Il aurait été impossible de réaliser Clip en Europe occidentale

Maja Miloš est depuis des mois entièrement occupée par son premier long-métrage, Clip. La cinéaste de 29 ans aux lèvres d’un rouge éclatant parle d’une voix grave de ce succès inattendu. Clip a tout de suite raflé deux prix au prestigieux Festival de Rotterdam. Le film traite d’adolescents filmant eux-mêmes leurs excès d’alcool et de sexe. Malgré la violence et les scènes à connotation pornographique, Clip est un film sur l’amour et sur la Serbie, à en croire Maja Miloš. Et elle veut en rester là : « En Europe occidentale, tournerClipcomme je l’ai fait, de façon si radicale, aurait été impossible ou, tout au moins, très difficile.

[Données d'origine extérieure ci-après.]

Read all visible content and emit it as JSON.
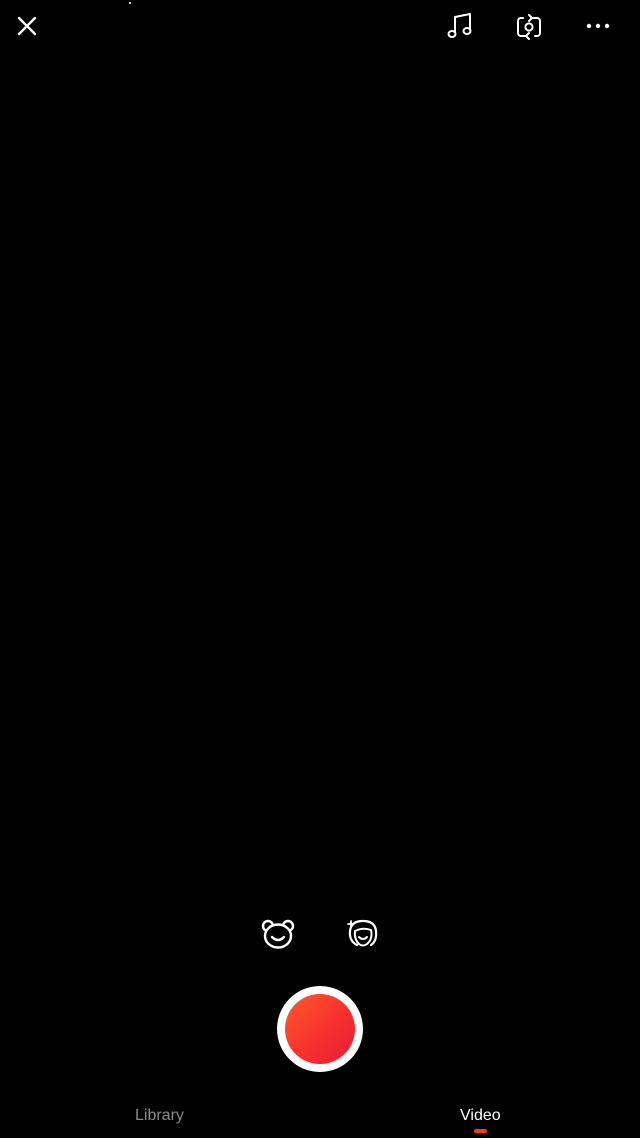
{
  "top_bar": {
    "close_icon": "close-icon",
    "music_icon": "music-note-icon",
    "flip_icon": "camera-flip-icon",
    "more_icon": "more-horizontal-icon"
  },
  "effects": {
    "sticker_icon": "bear-sticker-icon",
    "beauty_icon": "beauty-face-icon"
  },
  "record": {
    "icon": "record-button",
    "accent_color": "#f5302e"
  },
  "modes": {
    "tabs": [
      {
        "label": "Library",
        "active": false
      },
      {
        "label": "Video",
        "active": true
      }
    ],
    "active_color": "#ffffff",
    "inactive_color": "#8a8a8a",
    "indicator_color": "#f03a2e"
  }
}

En Serbie, je n’avais certes presque pas de budget mais, par contre, j’y avais simplement toute ma liberté. »

De surcroît, la jeune génération n’a pratiquement aucune censure à combattre en ce qui concerne les films ayant pour thème la critique sociale en Serbie. Les films provocants de début de carrière ont tous obtenu de l’argent du gouvernement. Ceci n’est toutefois pas à considérer pour les films qui s’attaquent au gouvernement de manière trop évidente. « Si l’on veut faire un film sur l’assassinat du Premier ministre serbe perpétré il y a 10 ans [Zoran Djindjic, ndlr.], ça devient alors très, très difficile ! », explique Mila Turajlić.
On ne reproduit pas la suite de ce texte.